Peru's shrinking glaciers spark fears of water crisis

Peru’s White Mountain Range may soon have to change its name because rising temperatures are fast melting the ice atop Cordillera Blanca, the largest glacier chain in the tropics, and peaks are turning brown.

Peru’s White Mountain Range may soon have to change its name because rising temperatures are fast melting the ice atop Cordillera Blanca, the largest glacier chain in the tropics, and peaks are turning brown.

The trend is highlighting fears of global warming and, scientists say, endangering future water supplies to the arid coast where most Peruvians live.

Glaciologists consider the health of the world’s glaciers an indicator of global warming and they warn that what is happening in the Andes signals trouble ahead.

“To me it’s the rate of ice loss that’s a real concern,” because when melting accelerates, the ice cannot replenish itself, said Lonnie Thompson, a leading glacier expert at Ohio State University.

Thompson, a geologist monitoring glacier retreat on the Andes, Himalayas and Kilimanjaro, said tropical glaciers were melting all over the world because of rising temperatures “and where we have the data to prove it, the rate of ice loss is actually accelerating”.

Quelccaya in southern Peru, the world’s largest tropical ice cap, is retreating at about 200 feet a year, up from 20 feet a year in the 1960s, Thompson said.

Melting is also visible in the other Andean countries, Colombia, Venezuela, Ecuador and Bolivia.

In Peru, home to 70% of Earth’s tropical glaciers, the Andes mountains have lost at least 22% of their glacier area since 1970 and the melt is speeding up, according to Peru’s National Resources Institute (Inrena), a government agency.

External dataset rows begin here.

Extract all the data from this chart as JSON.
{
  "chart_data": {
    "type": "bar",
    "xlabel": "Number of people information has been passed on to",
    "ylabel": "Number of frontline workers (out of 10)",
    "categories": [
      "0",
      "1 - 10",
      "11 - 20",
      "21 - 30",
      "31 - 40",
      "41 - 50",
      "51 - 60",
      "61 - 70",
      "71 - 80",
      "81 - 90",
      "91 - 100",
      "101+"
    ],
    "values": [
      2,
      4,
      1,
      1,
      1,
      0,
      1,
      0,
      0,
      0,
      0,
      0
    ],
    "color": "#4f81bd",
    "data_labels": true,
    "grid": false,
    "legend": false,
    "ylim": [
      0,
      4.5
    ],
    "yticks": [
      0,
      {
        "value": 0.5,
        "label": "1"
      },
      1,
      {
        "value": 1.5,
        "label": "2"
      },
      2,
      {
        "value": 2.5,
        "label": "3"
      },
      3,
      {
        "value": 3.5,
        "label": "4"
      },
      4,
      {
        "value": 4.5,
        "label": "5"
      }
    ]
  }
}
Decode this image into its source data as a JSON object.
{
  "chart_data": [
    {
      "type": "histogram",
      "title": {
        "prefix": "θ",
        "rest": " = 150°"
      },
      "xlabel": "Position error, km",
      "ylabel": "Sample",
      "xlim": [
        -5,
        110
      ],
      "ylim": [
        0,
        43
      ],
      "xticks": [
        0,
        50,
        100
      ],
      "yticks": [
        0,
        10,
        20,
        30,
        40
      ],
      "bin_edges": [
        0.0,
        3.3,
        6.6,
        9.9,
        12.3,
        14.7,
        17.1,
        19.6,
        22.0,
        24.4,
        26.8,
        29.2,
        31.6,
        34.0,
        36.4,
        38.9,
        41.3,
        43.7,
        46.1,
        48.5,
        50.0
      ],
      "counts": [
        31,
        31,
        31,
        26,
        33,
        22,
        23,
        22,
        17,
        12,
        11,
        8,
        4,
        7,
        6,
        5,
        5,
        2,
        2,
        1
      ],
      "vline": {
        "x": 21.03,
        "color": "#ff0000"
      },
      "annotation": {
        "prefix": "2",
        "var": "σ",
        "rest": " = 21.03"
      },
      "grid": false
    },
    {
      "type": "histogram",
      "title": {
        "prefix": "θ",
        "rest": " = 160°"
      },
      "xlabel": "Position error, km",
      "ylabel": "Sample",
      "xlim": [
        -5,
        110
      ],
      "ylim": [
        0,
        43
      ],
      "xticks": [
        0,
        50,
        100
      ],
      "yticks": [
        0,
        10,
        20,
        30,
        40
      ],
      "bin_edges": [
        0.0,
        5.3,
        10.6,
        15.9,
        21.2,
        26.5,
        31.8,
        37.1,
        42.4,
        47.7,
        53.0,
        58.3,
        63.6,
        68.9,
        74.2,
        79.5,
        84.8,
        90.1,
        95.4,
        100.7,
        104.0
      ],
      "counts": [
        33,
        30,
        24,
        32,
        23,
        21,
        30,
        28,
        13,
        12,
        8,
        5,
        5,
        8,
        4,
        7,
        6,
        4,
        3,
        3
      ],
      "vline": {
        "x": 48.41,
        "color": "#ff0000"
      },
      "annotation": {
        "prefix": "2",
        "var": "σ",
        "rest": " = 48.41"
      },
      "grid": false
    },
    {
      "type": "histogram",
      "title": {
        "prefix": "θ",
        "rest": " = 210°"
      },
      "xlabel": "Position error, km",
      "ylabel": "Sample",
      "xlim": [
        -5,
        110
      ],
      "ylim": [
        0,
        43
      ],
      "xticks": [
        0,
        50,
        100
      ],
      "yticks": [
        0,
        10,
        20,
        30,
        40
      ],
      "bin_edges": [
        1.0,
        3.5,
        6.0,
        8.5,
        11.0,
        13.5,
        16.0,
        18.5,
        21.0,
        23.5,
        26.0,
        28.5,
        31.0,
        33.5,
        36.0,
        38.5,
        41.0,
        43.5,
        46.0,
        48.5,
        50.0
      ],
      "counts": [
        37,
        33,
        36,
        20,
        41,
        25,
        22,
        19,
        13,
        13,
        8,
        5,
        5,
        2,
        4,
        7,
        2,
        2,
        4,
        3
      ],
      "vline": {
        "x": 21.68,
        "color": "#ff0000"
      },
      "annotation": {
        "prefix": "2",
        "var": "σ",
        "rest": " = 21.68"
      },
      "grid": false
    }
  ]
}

Rock shows through lavishly snow-covered mountains throughout the Peruvian Andes. The Broggi glacier has disappeared altogether and ice caves once popular with tourists are gone.

Meanwhile, the melt is causing long-term fears of a water shortage.

Glaciers feed the rivers that feed the sprawling cities and shantytowns on Peru’s bone-dry Pacific coast. They also serve agriculture and hydroelectric plants that generate 70% of the country’s power.

Two-thirds of Peru’s 27 million people live on the coast, where just 1.8% of the nation’s water supply is found. Shanty towns spring up virtually overnight in the steep, sandy dunes around the capital, Lima, and providing them with water is extremely costly, says Julio Garcia of the National Environment Council.

President Alan Garcia believes the rush of melted water could provide abundant hydroelectric energy to Peru and its neighbours, and Garcia agrees it is feasible, but does not think the water bonanza will last beyond 2050.

Farmers growing potatoes, wheat and artichokes say they depend entirely on the glacier run-off from the Cordillera Blanca during the dry season, and on rainfall during the wet season.

“There’s less now, not like before,” Claudia Villafan Ramos, a farm worker, said of the snows atop the mountain in her native Santa River valley. She said it meant fewer jobs and “there is nothing to eat”.